Das Google-Team montierte seine Trekker-Kamera auf einem "Tundra-Buggy" -Fahrzeug, das vom Ökotourismusunternehmen Frontiers North Adventures gespendet wurde, und machte sich auf in die Wildlife Management Areas von Manitoba und im Wapusk-Nationalpark, um hunderte Aufnahmen der Bären aufzunehmen und die Fotos später zusammenzustecken Panoramen.

Der Trekker nahm Bilder von Bären auf, die miteinander sparrten, Bären, die in Hudson Bay auf Schnee und Meereis ruhten, und sogar ein paar entzückende Jungen im Spiel. [5 seltsame Fakten über Eisbären]

Bei aller Niedlichkeit sind Eisbären ernsthaften Bedrohungen ausgesetzt.

Bei aller Niedlichkeit sind Eisbären ernsthaften Bedrohungen ausgesetzt.

Gutschrift: Google.

Obwohl sie sich meistens für sich behalten, "neigen die Bären dazu, neugierig zu sein - manchmal kommen sie zu dem Lastwagen", sagte Wright gegenüber WordsSideKick.com. Ein Bär kam auf das Fahrzeug zu und stellte sich auf die Hinterbeine und pawte an der Ausrüstung. "Wir nennen es" fehlerhafte Liebe ", sagte Wright.

Karin Tuxen-Bettman, Googles Projektleiter in der Arktis, sagte, die Erfahrung, da draußen zu sein, sei erstaunlich. "Wenn man draußen einen Eisbären ansieht, für mich persönlich war ich sehr aufgeregt, aber ich hatte auch ein bisschen Angst", sagte Tuxen-Bettman zu WordsSideKick.com. "Sie sind riesig, aber auch sehr zerbrechlich. Ich wollte sie irgendwie umarmen."

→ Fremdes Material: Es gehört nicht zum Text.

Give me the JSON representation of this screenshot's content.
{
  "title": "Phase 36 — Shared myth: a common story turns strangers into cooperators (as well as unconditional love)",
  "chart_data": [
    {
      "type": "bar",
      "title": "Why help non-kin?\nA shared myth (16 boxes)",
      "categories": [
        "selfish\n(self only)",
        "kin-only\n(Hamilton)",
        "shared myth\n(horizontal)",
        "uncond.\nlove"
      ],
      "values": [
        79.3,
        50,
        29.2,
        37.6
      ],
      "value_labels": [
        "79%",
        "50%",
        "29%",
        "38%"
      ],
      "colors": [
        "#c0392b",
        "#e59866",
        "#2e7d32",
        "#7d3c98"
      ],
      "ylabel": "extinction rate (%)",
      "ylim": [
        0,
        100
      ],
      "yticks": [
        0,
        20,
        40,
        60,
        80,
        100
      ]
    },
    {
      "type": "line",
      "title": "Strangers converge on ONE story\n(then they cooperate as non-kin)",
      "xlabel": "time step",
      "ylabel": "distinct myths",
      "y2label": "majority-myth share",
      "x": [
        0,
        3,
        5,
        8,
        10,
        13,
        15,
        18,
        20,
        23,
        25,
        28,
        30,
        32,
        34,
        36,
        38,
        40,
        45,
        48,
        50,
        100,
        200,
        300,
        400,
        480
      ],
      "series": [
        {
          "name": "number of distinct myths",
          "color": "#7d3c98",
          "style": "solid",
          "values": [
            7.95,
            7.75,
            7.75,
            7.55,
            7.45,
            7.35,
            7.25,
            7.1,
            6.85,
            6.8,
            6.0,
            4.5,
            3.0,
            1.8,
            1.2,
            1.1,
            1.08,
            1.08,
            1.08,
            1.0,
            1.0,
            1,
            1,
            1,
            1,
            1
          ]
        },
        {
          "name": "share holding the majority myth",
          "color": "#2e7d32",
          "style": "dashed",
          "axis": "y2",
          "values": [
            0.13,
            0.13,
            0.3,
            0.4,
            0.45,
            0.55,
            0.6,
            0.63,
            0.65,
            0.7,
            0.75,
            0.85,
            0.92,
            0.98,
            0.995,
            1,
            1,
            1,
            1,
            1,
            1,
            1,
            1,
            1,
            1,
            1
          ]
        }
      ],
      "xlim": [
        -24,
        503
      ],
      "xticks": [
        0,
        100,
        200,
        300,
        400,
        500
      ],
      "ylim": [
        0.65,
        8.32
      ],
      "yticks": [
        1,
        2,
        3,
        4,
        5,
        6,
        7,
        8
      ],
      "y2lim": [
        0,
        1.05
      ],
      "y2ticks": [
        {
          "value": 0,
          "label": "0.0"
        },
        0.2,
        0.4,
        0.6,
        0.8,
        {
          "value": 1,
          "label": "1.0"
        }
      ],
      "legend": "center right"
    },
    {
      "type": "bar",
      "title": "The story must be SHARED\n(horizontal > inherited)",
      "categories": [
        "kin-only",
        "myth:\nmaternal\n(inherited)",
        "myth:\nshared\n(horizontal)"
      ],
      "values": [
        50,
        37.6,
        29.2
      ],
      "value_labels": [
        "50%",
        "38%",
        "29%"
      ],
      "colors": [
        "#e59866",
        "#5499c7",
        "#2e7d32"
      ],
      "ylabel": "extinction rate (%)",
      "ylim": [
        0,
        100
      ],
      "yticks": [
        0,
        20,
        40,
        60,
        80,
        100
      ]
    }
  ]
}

Tragen Sie Notwendigkeiten

Bei aller Niedlichkeit sind Eisbären ernsthaften Bedrohungen ausgesetzt. Die Bären sind für die Jagd auf Meereis angewiesen, aber die Menge an Meereis sinkt aufgrund des Klimawandels. Die Street View-Bilder erstellen eine Basisaufzeichnung der aktuellen Bedingungen, anhand derer die Auswirkungen des Klimawandels verfolgt und kommuniziert werden können.

PBI plant, die Google-Bilder für Bildungszwecke zu verwenden, Kindern die Bären beizubringen und ihnen die Möglichkeit zu geben, die Tiere in ihrer natürlichen Umgebung virtuell zu erkunden. Die gemeinnützige Organisation entwickelt beispielsweise eine Kartenfängerjagd unter Verwendung der Street View-Karten.

PBI ist auch daran interessiert, Street View-Bilder für wissenschaftliche Forschung zu verwenden. Google trainierte PBI mit der Trekker-Kamera, und die Non-Profit-Organisation machte eine zweite Bildrunde, nachdem die Hudson Bay eingefroren war. Sie hoffen, die Kameras erneut verwenden zu können, um Veränderungen im Lebensraum der Bären im Laufe der Zeit aufzuzeichnen.

Die Verantwortlichen des Eisbären-Mapping-Projekts hoffen, dass die Öffentlichkeit die Möglichkeit hat, die Bilder von Google für jedermann mit Internetverbindung zur Verfügung zu stellen, um diese charismatischen Kreaturen in freier Wildbahn zu sehen und die Umweltbedrohungen der Bären zu kommunizieren.

Tuxen-Bettman sagte: "Um die Eisbären zu retten, muss man das Meereis retten. Um das Meereis zu retten, muss man die Umwelt retten."